Defendant as prevailing party has now moved for an award of attorney’s fees and expenses under 11 U.S.C. § 523(d), which provides:
(d) If a creditor requests a determination of dischargeability of a consumer debt under subsection (a)(2) of this section, and such debt is discharged, the court shall grant judgment in favor of the debtor for the costs of, and a reasonable attorney’s fee for, the proceeding if the court finds that the position of the creditor was not substantially justified, except that the court shall not award such costs and fees if special circumstances would make the award unjust.
It is not controverted that the debt in issue is a consumer debt and that the Creditor/Plaintiff lost in its attempt to bar dischargeability.
Two issues are disputed in the briefs: whether the debt must be discharged before the motion for fees may even be considered and whether creditor’s position was substantially justified.
Section 523(d) provides the possibility of judgment for fees and costs if the consumer debt in issue “is discharged.” Since the underlying bankruptcy case is under Chapter 13 of the Code, Debtor will need some years to complete payments and then obtain her discharge. There is no ambiguity about the requirement that the debt must be discharged before the remedies of § 523(d) can be obtained. Counsel for Plaintiff Alliant argues that this means that the issue under § 523(d) cannot even be considered until discharge is entered while Debtor’s counsel makes strong policy arguments in favor of immediate award.
As to the policy arguments made by Debtor, they must be addressed to Congress since the statutory provision has such plain, clear, and explicit meaning.
However, the statutory requirement that “such debt is discharged” is a bar to recovery under § 523(d) until the debt is discharged, not deprivation of jurisdiction to consider whether that recovery should be allowed conditional upon the discharge, with any judgment under § 523(d) stayed until discharge and judgment vacated if there is no discharge.
Therefore, the issue may now be addressed as to whether Debtor’s motion should be allowed conditional upon entry of the discharge sometime in the future.
The issue on the merits is whether the creditor was “substantially justified” pursuing its claim.
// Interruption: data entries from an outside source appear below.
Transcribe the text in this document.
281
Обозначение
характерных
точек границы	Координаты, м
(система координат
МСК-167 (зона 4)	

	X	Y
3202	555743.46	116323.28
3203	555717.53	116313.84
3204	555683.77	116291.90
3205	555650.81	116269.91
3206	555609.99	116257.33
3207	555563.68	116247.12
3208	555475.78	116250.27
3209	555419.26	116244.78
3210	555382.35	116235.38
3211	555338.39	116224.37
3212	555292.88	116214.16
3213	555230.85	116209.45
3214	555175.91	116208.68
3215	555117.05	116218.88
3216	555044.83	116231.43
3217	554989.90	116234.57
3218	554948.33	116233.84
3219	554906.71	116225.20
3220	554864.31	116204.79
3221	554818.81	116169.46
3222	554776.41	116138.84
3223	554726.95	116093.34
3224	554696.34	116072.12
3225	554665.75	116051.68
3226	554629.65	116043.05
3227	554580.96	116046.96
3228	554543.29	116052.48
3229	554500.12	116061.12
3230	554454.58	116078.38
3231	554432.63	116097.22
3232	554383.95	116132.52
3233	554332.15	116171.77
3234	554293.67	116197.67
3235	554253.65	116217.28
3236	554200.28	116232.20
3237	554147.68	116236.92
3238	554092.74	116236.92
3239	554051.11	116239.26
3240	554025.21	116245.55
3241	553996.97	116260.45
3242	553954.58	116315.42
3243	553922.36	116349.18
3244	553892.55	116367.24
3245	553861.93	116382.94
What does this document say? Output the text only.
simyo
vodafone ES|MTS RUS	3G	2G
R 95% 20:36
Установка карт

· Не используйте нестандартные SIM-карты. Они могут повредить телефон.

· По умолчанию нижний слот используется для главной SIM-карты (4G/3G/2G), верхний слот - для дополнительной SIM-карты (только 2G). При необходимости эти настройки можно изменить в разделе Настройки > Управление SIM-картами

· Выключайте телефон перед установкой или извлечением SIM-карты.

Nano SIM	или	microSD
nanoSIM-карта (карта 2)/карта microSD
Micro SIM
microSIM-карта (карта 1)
The standard for substantial justification is whether a position has “a reasonable basis both in law and fact.” Pierce v. Underwood, 487 U.S. 552, 565 (1988). That standard applies under § 523(d). In re Hunt, 238 F.3d 1098, 1103 (9th Cir. 2001).
In this case, Defendant signed an agreement to be liable for the debt on the car she tried to buy for her daughter to own and drive. She did not read the agreement before she signed it, but was bound by the agreement anyway. Under circumstances set forth in the Findings of Fact and
Conclusions of Law, she was able to defend herself by showing that no fraud was intended when she allowed her daughter to drive the vehicle despite her contractual obligations (in classic small but enforceable print) that she would not allow anyone else use of the car. The knowing acceptance of many payments from the daughter was found to amount to waiver of creditor’s right to enforce that provision and she thereby won the Adversary proceeding.
Debtor’s Motion before trial for Summary Judgment was denied because triable issues of fact were demonstrated. The Creditor/Plaintiff was entitled to pursue its case based on Debtor’s contractual obligations, and was reasonably justified in taking the case to trial to see whether Debtor’s testimony was credible and her attempt to obtain a favorable judgment against great odds could be defeated.
Of course, there are pragmatic and economic reasons for cases of this sort to be settled rather than go to trial. They are costly for the creditors to try, and difficult for the debtor who must either try the case pro se or obtain counsel who will usually not be paid except contingently through recovery under § 523(d). It can be said that a creditor giving an auto loan who knowingly accepts money from someone other than the debtor and wants to enforce contractual terms barring use of the vehicle by another person may be unwise to risk trial rather than negotiate a settlement. But being unwise and stubborn in asserting contractual rights cannot be said to be unjustified. That is the case here, and therefore the motion is denied by separate order.
Dated this 29th day of September 2010.